The famous bell-shaped curve: Introduction

- Suppose we give an exam to a very large class of students. What might the results look like? These exam scores skew high. Some students got low scores, but not many. This one, on the other hand, skews low or to the left. Most of the exam scores were very low. This distribution is all over the place. Some high scores, some low ones, but no real pattern. Strangely, many things do follow a pattern. In the case of the heights of people or large scale standardized test scores, even health data, often we find that data follows a pattern.

Data will take on this bell shape for its probability distribution. What are we looking at?
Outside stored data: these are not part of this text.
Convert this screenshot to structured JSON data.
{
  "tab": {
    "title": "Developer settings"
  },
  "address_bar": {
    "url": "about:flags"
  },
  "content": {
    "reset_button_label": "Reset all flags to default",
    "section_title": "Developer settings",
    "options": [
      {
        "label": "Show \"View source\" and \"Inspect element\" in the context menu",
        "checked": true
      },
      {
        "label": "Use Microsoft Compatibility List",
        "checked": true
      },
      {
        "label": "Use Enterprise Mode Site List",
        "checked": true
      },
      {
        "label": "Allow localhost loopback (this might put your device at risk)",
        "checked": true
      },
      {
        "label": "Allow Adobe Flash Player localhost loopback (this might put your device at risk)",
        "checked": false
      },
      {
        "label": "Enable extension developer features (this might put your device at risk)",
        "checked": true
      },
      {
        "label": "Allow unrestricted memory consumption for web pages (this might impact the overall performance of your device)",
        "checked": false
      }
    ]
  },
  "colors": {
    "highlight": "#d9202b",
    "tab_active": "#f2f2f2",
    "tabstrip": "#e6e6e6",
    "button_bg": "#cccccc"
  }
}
Often, the mean of the data is centered at the highest point of the curve. The data around the mean is symmetrical. In other words, 50% of the data is above the mean, 50% is below the mean. The farther we get from the mean, the lower the probability of those outcomes. And notice the curve never touches the axis.

It just keeps on going to infinity in either direction. Also remember that the area under the curve is equal to one, which means that the area under the curve accounts for 100% of all the possible outcomes. This is what we call the classic normal curve. It is vital to understanding probabilities, especially when you're told that the data is normally distributed. Essentially, they're saying that the data is taking on the shape of a normal curve.

Not all normal curves are created equal though. These are both normal curves, but one of them is taller and more narrow. The more narrow curve has a smaller standard deviation. As you can see, the flatter curve is more accommodating. It has more room under the curve at distances farther away from the mean. Still, you might be asking, why is this so important? Very few data sets are symmetrical, so normal distributions must be very rare.

Well, believe it or not, the normal distribution is more widespread than most would ever imagine.